Health game changer: Sammy Veall, 24

Photography Julian Kingma

The inspiration for Yoga 213

The start of 2012 wasn’t great for Veall. She was in LA, where she had moved to be an actress, but she was unhappy. When a friend asked if she wanted to try a hip-hop yoga class, her life changed.

“Right after the class I felt happy again. Doing a vinyasa flow sequence to music by artists like The Notorious B.I.G, Kanye West and Mary J Blige really worked for me. Hip-hop has so much soul and I thought ‘I have to come back and keep doing this’.”

Veall signed up for a teacher training at the studio starting the next day and showed up every day, twice a day for the next three months. She quit her acting dream and left LA, signing up for 200 hours of further yoga teaching training in Bali on her way back to Melbourne.

As well as sparking her desire to bring the classes back to Australia, Veall also found that yoga helped her to heal, both physically and emotionally from the scars of an accident at a party she went to when she was 21 that left her with third-degree burns to 35 per cent of her body.


Starting up Yoga213

On her laptop in Bali, Veall wrote up a PowerPoint business plan to open a yoga studio in Melbourne, then sent it to her family. “My sister used to have a fashion label and I wanted to see their reactions, to see if I was mad for doing this or not! But they said, Sammy, this is actually good.”

Taking out a loan from her dad, enlisting the help of her sister to help with setting up, and getting her designer boyfriend to create her logo and website, Veall began scouting for a studio and opened up in South Yarra in March 2013.

“We recently opened up a studio in Bondi, too, and are considering a second one for Melbourne. We initially got the word out through street posters and letterbox drop flyers. Then a month after opening we got into [online city guide] Broadsheet; 50 people turned up and it went from there.”


Lessons in success

• Be active on Instagram. “I feel it has a bigger pull than Facebook right now, but that also has pull too.
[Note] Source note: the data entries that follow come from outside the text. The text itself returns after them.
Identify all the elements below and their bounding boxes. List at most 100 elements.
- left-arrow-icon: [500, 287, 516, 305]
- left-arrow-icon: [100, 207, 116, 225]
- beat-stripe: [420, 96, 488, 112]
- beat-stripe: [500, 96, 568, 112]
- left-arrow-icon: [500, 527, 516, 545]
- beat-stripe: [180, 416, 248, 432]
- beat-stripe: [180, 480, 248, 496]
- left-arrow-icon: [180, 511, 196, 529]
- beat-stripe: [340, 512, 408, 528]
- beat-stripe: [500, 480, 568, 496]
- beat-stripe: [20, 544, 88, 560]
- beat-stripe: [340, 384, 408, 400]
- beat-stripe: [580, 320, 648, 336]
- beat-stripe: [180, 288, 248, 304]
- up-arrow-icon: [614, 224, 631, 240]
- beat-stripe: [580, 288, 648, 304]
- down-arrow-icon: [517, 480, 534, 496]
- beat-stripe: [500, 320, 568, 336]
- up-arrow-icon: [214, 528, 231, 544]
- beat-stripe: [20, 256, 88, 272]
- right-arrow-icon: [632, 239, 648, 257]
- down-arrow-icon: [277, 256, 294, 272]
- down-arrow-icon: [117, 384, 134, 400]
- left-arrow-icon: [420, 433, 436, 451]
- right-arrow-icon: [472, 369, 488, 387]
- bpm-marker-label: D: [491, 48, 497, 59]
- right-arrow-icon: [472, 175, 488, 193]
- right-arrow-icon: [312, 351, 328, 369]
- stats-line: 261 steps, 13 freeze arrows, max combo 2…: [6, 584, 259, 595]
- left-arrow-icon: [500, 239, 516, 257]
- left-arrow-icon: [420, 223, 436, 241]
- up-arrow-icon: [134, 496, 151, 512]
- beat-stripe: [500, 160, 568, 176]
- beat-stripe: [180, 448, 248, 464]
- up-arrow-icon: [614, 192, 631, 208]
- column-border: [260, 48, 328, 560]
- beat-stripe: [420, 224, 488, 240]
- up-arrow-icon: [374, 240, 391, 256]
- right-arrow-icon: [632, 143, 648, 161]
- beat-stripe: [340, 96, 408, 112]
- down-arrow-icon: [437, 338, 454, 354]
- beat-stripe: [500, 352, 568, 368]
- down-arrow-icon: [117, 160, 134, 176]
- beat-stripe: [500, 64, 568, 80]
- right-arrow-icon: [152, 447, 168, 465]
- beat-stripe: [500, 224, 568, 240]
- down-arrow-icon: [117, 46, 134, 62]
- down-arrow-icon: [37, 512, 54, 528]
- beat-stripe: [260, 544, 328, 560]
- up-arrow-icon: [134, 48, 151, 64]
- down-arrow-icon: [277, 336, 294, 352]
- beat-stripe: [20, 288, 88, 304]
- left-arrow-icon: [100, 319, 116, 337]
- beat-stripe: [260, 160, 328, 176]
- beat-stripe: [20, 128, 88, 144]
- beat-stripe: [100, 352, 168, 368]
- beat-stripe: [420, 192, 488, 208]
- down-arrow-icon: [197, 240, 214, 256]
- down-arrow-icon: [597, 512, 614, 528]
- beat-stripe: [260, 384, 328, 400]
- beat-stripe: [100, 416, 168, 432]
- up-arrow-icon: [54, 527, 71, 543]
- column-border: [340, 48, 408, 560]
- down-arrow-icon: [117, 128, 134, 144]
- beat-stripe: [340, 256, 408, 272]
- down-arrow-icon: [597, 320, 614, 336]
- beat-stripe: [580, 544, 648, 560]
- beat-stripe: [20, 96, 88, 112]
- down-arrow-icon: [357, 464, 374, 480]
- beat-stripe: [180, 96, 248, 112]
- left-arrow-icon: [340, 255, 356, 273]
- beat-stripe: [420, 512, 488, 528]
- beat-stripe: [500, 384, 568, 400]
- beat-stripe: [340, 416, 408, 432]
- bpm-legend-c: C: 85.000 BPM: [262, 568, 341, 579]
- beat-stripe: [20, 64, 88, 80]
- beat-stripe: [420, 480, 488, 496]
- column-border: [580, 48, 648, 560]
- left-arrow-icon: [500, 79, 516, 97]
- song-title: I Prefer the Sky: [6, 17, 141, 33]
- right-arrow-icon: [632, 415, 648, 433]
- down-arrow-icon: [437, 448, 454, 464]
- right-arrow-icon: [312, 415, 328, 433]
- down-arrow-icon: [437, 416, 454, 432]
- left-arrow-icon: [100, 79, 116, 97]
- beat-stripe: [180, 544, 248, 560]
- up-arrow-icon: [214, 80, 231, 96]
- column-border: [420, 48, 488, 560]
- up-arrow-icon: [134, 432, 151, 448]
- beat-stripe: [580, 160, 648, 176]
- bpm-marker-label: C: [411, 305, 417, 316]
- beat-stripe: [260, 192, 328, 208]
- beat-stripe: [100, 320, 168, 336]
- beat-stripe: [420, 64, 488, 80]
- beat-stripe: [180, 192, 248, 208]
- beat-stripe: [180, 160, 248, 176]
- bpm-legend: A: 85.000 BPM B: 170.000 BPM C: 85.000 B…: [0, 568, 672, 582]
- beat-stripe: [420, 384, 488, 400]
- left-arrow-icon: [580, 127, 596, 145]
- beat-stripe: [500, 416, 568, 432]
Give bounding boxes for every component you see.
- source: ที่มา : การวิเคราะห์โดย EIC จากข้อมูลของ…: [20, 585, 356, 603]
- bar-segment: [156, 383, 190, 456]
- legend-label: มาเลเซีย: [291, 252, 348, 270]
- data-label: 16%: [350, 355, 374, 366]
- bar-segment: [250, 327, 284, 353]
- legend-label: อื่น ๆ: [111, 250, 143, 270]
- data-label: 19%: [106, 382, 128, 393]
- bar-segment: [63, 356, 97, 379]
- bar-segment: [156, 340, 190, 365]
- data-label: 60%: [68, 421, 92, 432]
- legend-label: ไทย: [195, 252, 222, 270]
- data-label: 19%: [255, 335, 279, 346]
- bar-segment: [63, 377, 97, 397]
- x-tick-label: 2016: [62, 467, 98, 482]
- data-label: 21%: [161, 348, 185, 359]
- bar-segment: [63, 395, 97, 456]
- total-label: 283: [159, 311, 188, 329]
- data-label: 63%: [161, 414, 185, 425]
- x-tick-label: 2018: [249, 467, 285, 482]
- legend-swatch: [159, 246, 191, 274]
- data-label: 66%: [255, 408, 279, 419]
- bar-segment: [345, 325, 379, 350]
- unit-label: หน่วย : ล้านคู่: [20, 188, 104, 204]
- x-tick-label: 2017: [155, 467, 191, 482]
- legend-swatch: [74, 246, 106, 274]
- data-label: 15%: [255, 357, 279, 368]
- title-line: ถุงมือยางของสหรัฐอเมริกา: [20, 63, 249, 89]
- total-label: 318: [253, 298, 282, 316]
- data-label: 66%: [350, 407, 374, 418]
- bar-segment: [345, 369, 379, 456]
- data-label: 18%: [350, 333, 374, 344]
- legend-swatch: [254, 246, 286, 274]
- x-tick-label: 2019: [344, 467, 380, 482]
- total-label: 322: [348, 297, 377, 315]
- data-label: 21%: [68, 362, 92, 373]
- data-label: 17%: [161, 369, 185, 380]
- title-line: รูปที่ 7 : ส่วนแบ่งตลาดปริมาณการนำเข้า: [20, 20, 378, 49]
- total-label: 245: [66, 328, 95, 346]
I post photos of the studio, hip-hop icons, healthy images that make me happy.”

• Don’t think too much. “Trying to be the boss on site when I look like a 12-year-old girl is sometimes difficult but I’ve just got to do it. I don’t think about it as much any more; throw yourself in and the experience will come.”

• Factor in council permits. “If you’re opening a physical place of business, there are a lot of permits needing council approval that can take a long time. Do these first. We lost three months when we were ready to open, just waiting for permits.”

What I wish all women knew…

“Food isn’t your enemy. If you’re trying to be healthy and slip up and eat a block of chocolate, don’t feel guilty about it, just move on. The guilt is worse for you than the chocolate.”